How many bits would you need to store a positive integer for example in the billions? Would you have to use the log2 N to find this out?

Answer 1

Since I've seen the answer reported incorrectly so many times, I thought I would post the correct answer.

The number of bits needed to represent the positive integer n is

bits = floor( log2(n) + 1 )

where log2 means log base 2.

Answer 2

Just to add to the previous answer, you can figure out how many bits are needed to represent a number N mathematically using any log-base. For instance, say I want to know how many bits are necessary to represent the number 12345 but my calculator only knows ln (natural log).

So,

2^b = 12345

Taking the ln of both sides.

ln(2^b) = ln(12345)

Of course the log of a number to an exponent is that exponent times the log of only the base, So,

b*ln(2) = ln(12345)

Divide both sided by ln(2),

b = ln(12345) / ln(2)

And of course, as is stated in the other answer you will need to round this result up because to represent some number you need 2^b to be equal or greater than that number.

So,

b = ceil(ln(12345) / ln(2))

Where ceil(f) rounds f up to the nearest integer.

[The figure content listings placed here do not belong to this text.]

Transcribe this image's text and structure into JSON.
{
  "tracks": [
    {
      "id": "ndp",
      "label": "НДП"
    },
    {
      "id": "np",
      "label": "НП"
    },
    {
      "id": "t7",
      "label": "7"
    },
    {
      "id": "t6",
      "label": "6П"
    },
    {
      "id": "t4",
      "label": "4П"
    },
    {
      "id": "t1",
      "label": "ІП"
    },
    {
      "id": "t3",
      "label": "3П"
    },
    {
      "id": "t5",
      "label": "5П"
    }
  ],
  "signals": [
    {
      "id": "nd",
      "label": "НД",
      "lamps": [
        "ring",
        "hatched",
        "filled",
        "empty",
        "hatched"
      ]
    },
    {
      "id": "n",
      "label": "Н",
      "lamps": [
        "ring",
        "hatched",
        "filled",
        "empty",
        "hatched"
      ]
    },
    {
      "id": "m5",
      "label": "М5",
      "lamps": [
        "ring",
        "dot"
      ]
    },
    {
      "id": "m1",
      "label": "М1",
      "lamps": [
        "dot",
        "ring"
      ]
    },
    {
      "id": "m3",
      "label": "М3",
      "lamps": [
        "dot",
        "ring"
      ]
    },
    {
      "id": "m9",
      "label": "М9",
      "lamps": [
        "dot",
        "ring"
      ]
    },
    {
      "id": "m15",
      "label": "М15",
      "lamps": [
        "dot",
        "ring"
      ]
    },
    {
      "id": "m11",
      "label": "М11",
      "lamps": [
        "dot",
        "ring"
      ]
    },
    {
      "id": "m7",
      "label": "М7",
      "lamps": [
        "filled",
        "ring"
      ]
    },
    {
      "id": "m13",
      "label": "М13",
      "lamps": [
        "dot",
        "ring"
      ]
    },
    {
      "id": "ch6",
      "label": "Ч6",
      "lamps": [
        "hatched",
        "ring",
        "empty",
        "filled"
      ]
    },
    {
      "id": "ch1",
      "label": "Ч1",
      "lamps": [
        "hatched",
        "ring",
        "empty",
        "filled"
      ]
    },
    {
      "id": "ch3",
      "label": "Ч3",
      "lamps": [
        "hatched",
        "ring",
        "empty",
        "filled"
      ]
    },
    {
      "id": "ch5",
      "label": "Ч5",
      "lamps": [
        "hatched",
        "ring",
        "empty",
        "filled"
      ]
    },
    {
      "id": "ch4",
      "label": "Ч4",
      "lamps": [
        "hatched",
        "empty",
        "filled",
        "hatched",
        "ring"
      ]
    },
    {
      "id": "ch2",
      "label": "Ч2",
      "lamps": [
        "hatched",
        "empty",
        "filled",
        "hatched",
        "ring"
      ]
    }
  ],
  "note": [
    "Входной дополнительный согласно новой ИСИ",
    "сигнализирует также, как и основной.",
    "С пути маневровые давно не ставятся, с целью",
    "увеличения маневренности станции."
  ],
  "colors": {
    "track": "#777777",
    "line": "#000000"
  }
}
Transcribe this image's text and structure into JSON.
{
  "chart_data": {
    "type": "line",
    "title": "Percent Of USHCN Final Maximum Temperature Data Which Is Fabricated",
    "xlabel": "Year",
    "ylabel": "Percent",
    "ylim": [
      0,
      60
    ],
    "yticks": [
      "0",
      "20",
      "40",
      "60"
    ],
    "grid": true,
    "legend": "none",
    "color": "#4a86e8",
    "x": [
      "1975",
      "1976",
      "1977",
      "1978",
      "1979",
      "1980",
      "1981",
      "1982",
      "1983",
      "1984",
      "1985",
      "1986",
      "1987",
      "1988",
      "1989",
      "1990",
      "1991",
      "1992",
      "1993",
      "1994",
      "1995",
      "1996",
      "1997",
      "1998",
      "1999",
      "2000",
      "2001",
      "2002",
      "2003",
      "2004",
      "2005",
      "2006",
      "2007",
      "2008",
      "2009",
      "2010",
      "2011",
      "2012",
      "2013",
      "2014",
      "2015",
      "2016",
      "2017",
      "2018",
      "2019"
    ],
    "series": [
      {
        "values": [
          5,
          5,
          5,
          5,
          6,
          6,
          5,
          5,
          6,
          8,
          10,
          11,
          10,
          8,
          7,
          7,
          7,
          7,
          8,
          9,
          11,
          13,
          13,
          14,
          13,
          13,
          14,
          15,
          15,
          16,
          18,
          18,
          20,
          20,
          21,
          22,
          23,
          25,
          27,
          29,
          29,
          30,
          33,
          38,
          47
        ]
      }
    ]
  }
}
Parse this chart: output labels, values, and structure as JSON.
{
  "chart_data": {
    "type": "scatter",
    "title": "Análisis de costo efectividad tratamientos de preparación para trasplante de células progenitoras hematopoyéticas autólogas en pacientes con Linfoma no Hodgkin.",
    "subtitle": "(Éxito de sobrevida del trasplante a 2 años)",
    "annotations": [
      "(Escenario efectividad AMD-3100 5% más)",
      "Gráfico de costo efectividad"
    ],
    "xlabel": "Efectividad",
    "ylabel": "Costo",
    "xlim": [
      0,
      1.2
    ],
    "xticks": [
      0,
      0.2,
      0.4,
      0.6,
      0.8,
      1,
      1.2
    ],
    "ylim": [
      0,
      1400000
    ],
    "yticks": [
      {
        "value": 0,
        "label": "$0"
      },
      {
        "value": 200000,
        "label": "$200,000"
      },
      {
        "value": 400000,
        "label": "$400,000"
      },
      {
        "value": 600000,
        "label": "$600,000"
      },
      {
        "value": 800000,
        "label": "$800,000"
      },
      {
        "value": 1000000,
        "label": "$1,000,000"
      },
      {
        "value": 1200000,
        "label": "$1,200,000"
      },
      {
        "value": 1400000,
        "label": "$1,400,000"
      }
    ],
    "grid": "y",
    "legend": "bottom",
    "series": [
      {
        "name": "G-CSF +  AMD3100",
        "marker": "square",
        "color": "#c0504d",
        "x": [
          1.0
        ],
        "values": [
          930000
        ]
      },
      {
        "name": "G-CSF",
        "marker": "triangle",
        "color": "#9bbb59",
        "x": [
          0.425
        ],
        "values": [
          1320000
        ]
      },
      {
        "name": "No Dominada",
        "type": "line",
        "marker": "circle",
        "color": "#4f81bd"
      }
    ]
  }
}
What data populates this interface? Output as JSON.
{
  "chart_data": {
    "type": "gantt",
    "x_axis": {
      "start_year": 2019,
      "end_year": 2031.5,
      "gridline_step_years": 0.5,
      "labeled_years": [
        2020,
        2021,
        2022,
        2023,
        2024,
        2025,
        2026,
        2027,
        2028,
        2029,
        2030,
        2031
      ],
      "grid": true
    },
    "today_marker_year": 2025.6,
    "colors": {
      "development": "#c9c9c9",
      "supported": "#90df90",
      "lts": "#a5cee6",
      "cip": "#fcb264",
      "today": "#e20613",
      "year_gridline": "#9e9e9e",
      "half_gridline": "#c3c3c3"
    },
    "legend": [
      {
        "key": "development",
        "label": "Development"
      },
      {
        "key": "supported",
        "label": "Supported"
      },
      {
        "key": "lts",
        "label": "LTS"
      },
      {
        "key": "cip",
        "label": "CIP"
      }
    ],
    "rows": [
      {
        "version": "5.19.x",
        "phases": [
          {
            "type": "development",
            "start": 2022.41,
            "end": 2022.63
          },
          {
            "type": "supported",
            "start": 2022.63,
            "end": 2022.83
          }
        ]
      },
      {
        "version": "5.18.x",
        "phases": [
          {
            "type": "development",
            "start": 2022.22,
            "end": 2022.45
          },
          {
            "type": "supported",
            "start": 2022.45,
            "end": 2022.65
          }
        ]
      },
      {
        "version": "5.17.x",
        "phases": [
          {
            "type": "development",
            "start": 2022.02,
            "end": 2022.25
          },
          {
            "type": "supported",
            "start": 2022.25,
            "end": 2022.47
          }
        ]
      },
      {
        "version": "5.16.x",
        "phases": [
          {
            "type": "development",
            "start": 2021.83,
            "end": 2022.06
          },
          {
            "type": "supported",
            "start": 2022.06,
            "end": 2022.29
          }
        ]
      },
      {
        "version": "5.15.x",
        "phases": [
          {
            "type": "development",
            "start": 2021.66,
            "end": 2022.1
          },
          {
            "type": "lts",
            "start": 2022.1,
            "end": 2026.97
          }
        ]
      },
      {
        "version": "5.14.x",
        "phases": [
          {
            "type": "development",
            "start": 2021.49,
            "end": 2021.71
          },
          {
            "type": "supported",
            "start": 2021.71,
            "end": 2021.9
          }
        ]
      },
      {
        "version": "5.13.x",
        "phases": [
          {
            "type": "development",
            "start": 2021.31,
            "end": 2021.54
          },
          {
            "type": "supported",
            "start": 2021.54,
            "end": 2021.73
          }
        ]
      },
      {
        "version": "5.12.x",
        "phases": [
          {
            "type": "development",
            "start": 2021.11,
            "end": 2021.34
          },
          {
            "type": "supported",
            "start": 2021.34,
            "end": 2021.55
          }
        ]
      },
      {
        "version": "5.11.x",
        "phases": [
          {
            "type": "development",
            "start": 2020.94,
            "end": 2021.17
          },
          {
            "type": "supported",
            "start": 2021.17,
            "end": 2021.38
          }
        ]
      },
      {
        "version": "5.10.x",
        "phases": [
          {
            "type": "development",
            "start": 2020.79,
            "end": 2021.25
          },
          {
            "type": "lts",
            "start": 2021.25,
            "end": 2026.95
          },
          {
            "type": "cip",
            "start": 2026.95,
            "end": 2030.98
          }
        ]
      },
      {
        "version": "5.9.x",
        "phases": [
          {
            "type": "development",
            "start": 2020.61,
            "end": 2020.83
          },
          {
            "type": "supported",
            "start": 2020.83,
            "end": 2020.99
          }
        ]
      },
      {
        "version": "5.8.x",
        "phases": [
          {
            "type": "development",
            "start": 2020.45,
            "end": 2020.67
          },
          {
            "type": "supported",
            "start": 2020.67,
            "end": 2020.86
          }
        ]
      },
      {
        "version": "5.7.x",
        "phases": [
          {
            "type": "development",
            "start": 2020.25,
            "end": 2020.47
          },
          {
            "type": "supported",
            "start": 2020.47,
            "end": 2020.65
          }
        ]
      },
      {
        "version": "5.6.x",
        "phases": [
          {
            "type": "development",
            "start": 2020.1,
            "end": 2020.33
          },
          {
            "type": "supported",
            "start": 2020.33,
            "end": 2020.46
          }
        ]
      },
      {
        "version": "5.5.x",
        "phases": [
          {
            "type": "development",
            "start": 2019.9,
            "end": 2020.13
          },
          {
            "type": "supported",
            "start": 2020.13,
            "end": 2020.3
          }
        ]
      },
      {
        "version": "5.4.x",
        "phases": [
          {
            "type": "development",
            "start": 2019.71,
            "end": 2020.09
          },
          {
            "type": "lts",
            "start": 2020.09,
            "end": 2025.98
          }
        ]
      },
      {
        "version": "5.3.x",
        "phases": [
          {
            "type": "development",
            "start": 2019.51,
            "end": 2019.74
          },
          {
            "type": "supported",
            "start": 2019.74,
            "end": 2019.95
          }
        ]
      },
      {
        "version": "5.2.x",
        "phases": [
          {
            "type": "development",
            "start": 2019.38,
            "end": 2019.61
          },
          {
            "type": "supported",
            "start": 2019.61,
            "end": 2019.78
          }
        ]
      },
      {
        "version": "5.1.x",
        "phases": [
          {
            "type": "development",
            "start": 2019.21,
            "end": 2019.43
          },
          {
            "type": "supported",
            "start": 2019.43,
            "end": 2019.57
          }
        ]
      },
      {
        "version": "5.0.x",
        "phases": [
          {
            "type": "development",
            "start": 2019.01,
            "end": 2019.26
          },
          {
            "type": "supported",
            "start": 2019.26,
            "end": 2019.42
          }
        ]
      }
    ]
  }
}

Using the above process, you can find the number of bits needed for any number N, using any log-base logb, i.e.,

b = ceil(logb(N) / logb(2))

Answer 3

Yes. the maximal number stored in k bits is 2^k-1, since there is 2^k options for the bits, and one of them is zero.
Therefore, the number of bits required to store a number N is log2(N), but since there is no half bit, you need to round it up to the cloest integer above.

Note: if you need to include negative numbers, there must be one more bit for the sign.